Written by Julie Ellis and Megan McDowell

If you have chosen to use an online community for a qualitative research project, congratulations! Your choice will bring convenience, streamlined communication, easy data coding and a project turnaround time that exceeds your expectations. But, having an online community to run your qualitative research projects is not the only component necessary for project success. There are a number of best-practices and must-dos to also consider.

To start off, you must consider the objective of your online discussion and determine whether you would like your participants to interact with each other. For sensitive discussions, utilize a one-on-one discussion mode, like the diary-mode discussions offered on the Insightrix Communities platform. For discussions where interaction between participants is desired, use a bulletin board or nested discussion where participants can view each other’s comments and reply to them if they like. For this option, be sure to encourage participants to interact with one another by responding to posts and asking questions, especially in a conversation string where more than one person is involved.

Insightrix Communities online community software allows users to choose an image as a display for each discussion thread with the newly implemented tiled user interface on the home page. When choosing an image to represent your discussion, be careful that it is not suggestive or leading in any way.

Once the discussion is all set up there are several things to consider when informing your participants of activities in the online community. When first reaching out, begin with a brief introduction to the purpose of the community discussion. Communicating your overall purpose to participants will help them contribute the valuable information you are looking for. Additionally, provide participants with an overview of how the discussion will work and any guidelines or ground rules, such as timelines for responding. Let them know the level of engagement you are looking for and how often they are expected to login and participate. Provide participants with login instructions and an outline of how they will be informed of new discussion topics or threads.

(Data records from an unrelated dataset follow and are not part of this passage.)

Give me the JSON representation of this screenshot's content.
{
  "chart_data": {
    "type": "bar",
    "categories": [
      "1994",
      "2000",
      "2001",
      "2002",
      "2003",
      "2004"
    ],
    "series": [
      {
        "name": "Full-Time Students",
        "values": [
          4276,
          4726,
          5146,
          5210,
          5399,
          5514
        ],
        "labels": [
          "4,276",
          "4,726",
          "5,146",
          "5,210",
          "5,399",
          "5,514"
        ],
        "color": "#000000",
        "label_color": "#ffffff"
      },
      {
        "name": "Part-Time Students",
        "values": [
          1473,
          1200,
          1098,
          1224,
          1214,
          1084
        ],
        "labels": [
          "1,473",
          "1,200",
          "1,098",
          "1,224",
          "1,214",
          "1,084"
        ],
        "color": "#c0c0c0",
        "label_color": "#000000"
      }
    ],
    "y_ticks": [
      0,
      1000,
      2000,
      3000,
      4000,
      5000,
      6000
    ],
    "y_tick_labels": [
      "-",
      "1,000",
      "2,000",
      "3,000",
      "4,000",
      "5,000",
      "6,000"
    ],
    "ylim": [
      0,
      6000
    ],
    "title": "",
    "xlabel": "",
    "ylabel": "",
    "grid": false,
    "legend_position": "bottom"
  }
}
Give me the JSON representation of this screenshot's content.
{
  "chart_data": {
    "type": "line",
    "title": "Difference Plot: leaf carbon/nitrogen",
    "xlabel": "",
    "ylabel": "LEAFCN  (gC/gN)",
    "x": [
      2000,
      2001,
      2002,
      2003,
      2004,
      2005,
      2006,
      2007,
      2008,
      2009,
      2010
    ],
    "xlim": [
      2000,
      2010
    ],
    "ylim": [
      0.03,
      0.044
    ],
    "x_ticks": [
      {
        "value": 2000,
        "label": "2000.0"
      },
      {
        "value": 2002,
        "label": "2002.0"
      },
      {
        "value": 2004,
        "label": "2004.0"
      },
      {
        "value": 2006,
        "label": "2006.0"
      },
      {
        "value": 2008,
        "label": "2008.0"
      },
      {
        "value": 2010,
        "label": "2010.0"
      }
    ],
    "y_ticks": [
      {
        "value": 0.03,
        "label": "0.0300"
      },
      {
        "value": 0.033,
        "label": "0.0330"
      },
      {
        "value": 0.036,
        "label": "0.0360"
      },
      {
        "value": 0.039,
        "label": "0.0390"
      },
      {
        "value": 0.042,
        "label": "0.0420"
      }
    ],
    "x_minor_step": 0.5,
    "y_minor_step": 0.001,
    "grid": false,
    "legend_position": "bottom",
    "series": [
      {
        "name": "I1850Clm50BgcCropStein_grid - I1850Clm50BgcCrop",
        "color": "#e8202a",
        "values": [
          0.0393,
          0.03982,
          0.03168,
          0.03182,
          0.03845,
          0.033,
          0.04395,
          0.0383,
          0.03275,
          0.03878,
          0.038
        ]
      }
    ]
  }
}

When creating conversation threads, be clear about the purpose of each. Keep topic discussion questions succinct and focused. Avoid asking too many questions at once since participants may provide an incomplete answer, or not provide the level of detail you are looking for because they are trying to fit too much information into one response. Avoid long paragraphs of information or questioning when posting the discussion topic or replying to participant posts. Feel free to use bullet points and separate paragraphs to keep things readable.

Accessing an online community by mobile device is incredibly popular (convenience is the point!). Be conscious of this fact and ensure that the discussion is mobile optimized. Formatting such as bold or coloured font can draw attention to your key questions.

Also, relate on the human-level. Engagement and communication with a human, not a robot, is another key selling point of an online community. Depending on the audience, moderators should use relatively casual language to keep discussions easy and natural for participants.